The Tata Group and a Singapore-based investor are doing a due diligence of Electrosteel Steels with a view to buying a stake in the company
The Tata Group and a Singapore-based investor are doing a due diligence of Electrosteel Steels with a view to buying a stake in the company, a senior company official told FE. Meanwhile, lenders to the Kolkata-headquartered firm, led by State Bank of India (SBI), are understood to be evaluating these proposals. Bankers confirmed to FE the company had delayed payments of interest by over 60 days and consequently the exposure has been classified as an SMA-2 (Special Mention Account) account in line with the rules.
Sources familiar with the development added that the management of Electrosteel had met SBI chairman Arundhati Bhattacharya on June 26 to discuss the proposals. Bhattacharya is believed to have told the company that her bank, together with other lenders, would evaluate both proposals. The consortium comprises 27 lenders who agreed to restructure the company’s debt via the corporate debt restructuring (CDR) cell in September 2013, while IL&FS and HUDCO recast their debt outside of the CDR cell.

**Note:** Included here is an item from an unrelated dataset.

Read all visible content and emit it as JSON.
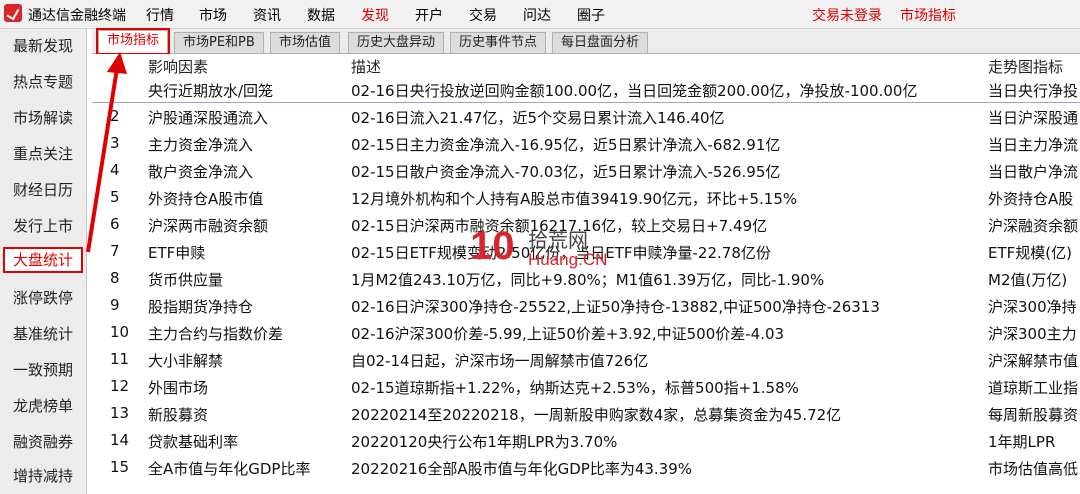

In FY15, Electrosteel Steels reported a net loss of R624 crore on the back of R1,831 crore in revenues. Its interest expenses more than doubled to R452 crore in FY15.
According to a banker, although the Tata Group wants to buy out the promoter’s stake at a cheaper valuation than that of the Singapore investor, the lenders prefer the Tata Group because of its expertise in the field. “However, the promoters are in favour of the Singapore-based investor because they would like the top management to remain whereas the Tatas would, in all probability, bring in new management,” the banker added. The company is promoted by Electrosteel Castings, which owns 45.23% of the equity. Electrosteel Castings is owned by the Kejriwal family.
According to Bloomberg data, the company’s net debt at the end of March 2015 was R9,208 crore, up 13% over the previous year. Electrosteel needs around R1,300 crore to complete its 2.51 million tonnes per annum integrated steel and ductile iron (DI) pipes project in Bokaro, Jharkhand, and the stake sale would help it complete the project.
The company’s problems began when it failed to draw down a project loan of Rs 824 crore because sanction from one of the banks had expired. In the joint lenders’ meeting held in May 2013, it was decided by all the lenders that the company should apply for a loan recast. The company’s CDR package was approved on September 26, 2013, with additional term loans of Rs 1,307.1 crore being sanctioned to help it complete the project (Rs 1,107.10 crore for capex and Rs 200 crore for shoring up working capital).